The New York Times reports on the end of today’s bailout hearing:
As Mr. [Barney] Frank adjourns the hearing, he admits that aid for the automakers would likely come in the form of “a bill next week that nobody likes.” Clearly much negotiation will be needed in the days ahead, but he now believes that support among his colleagues is building. “I hope that we will get something acceptable enough to member of both houses that we will avert disaster,” Mr. Frank says. “I have more optimism than I had before.”
Still, there are many in the House who feel the same way as Jackie Speier, Democrat from California. “The American people are damn mad,” Ms. Speier said. “They do not want us to bail out this industry.”

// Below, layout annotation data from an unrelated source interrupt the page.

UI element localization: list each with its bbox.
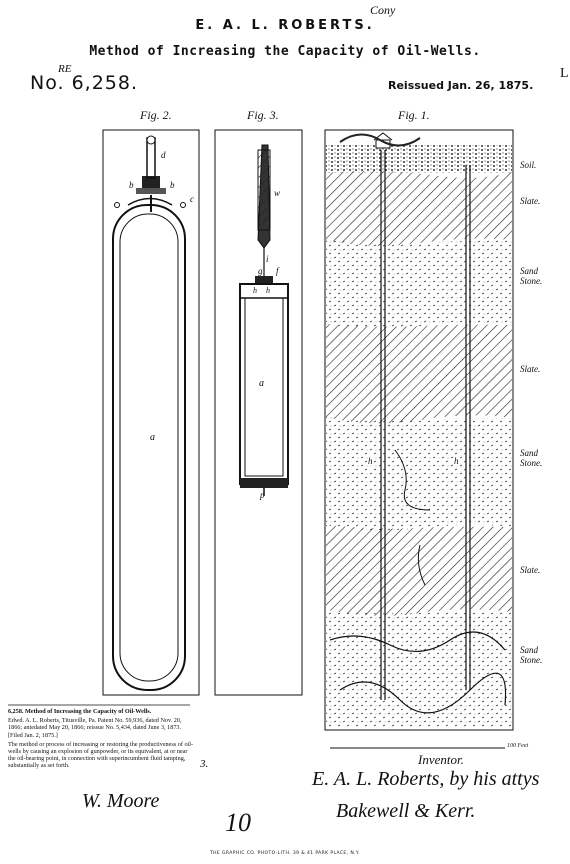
abstract-citation: Edwd. A. L. Roberts, Titusville, Pa. Pat…	[8, 717, 196, 739]
lithographer-footer: THE GRAPHIC CO. PHOTO-LITH. 39 & 41 PARK…	[0, 851, 570, 856]
fig3-label: Fig. 3.	[247, 108, 279, 123]
corner-mark: L	[560, 66, 569, 82]
fig3-ref-a: a	[259, 378, 264, 389]
fig3-ref-g: g	[258, 266, 263, 276]
stratum-label-sandstone-3: Sand Stone.	[520, 645, 560, 665]
inventor-signature: E. A. L. Roberts, by his attys	[312, 768, 539, 791]
fig2-ref-a: a	[150, 432, 155, 443]
witness-signature: W. Moore	[82, 790, 159, 813]
stratum-label-slate-3: Slate.	[520, 565, 540, 575]
fig3-ref-w: w	[274, 188, 280, 198]
abstract-body: The method or process of increasing or r…	[8, 741, 196, 770]
fig3-cartridge	[240, 145, 288, 496]
abstract-heading: 6,258. Method of Increasing the Capacity…	[8, 708, 196, 715]
fig1-strata	[326, 133, 512, 728]
fig2-ref-c: c	[190, 194, 194, 204]
fig3-ref-h1: h	[253, 286, 257, 295]
fig1-label: Fig. 1.	[398, 108, 430, 123]
patent-number: No. 6,258.	[30, 72, 138, 94]
scale-note: 100 Feet	[507, 743, 528, 749]
attorneys-signature: Bakewell & Kerr.	[336, 800, 475, 823]
stratum-label-sandstone-2: Sand Stone.	[520, 448, 560, 468]
inventor-name-title: E. A. L. ROBERTS.	[0, 18, 570, 33]
handwritten-number: 10	[225, 808, 251, 838]
stratum-label-sandstone-1: Sand Stone.	[520, 266, 560, 286]
stratum-label-slate-2: Slate.	[520, 364, 540, 374]
fig3-ref-p: p	[260, 490, 265, 500]
fig3-ref-f: f	[276, 266, 279, 276]
fig1-ref-h-left: h	[368, 456, 373, 466]
corner-note: Cony	[370, 3, 395, 18]
patent-title: Method of Increasing the Capacity of Oil…	[0, 44, 570, 59]
stratum-label-soil: Soil.	[520, 160, 536, 170]
stratum-label-slate-1: Slate.	[520, 196, 540, 206]
fig3-ref-h2: h	[266, 286, 270, 295]
inventor-label: Inventor.	[418, 752, 464, 768]
patent-abstract: 6,258. Method of Increasing the Capacity…	[8, 708, 196, 772]
fig1-ref-h-right: h	[454, 456, 459, 466]
fig2-ref-b-right: b	[170, 180, 175, 190]
fig2-ref-d: d	[161, 150, 166, 160]
fig2-label: Fig. 2.	[140, 108, 172, 123]
fig2-torpedo	[113, 136, 186, 690]
witness-mark: 3.	[200, 758, 208, 770]
reissue-date: Reissued Jan. 26, 1875.	[388, 79, 533, 92]
fig2-ref-b-left: b	[129, 180, 134, 190]
fig3-ref-i: i	[266, 254, 269, 264]
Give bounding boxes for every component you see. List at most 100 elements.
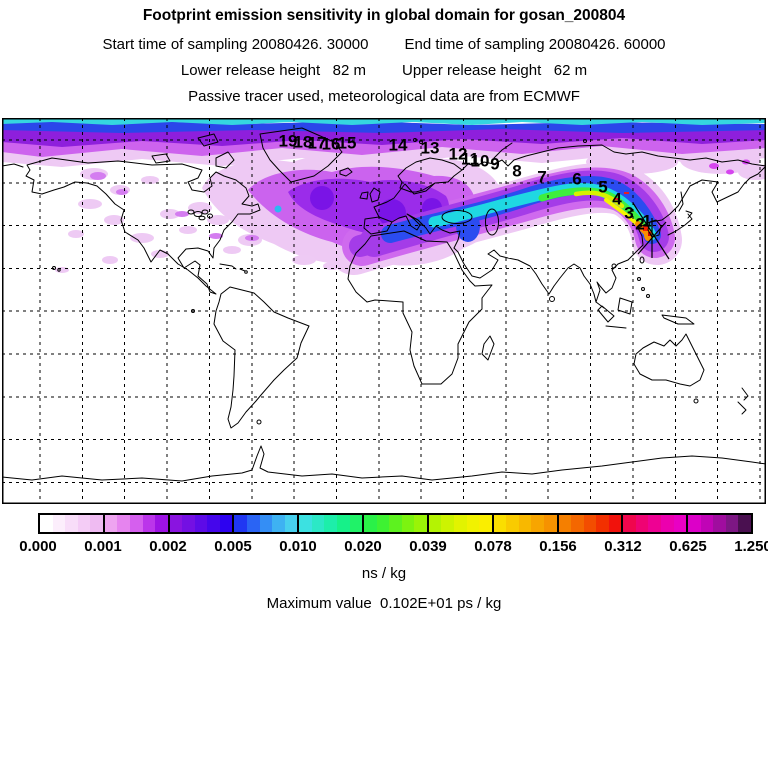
lower-release-text: Lower release height 82 m (180, 62, 366, 79)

So: we’re either building momentum, or Congressmen would be foolish to give them a dime. We’ll get the money from TARP, or we’ll vote new money. Or they can use the money already allocated for “green” conversion. Or they can fend for themselves. If you’re getting the sense things are adrift and no one wants to really bring this to a head — you’re right.
There is a reason President-elect Obama is laying low. This is a lose-lose. Sure, he’d like to get this “out of the way,” but to forcefully push for money would put him right in the middle of a huge fight — both within his party and with conservatives. So Congress is on its own. This then becomes a a test of sorts for the Democratic Congress — can they make hard choices and navigate through conflicting constituencies? So far the answer is a resounding “no.”
As Michigan Sen. Carl Levin lamely put it: “It’s very cumbersome for Congress to act. There were so many different approaches thrown out there.” Yeah, legislating is hard, Senator. In this case, legislative incompetence and confusion may be a blessing, at least for the taxpayers.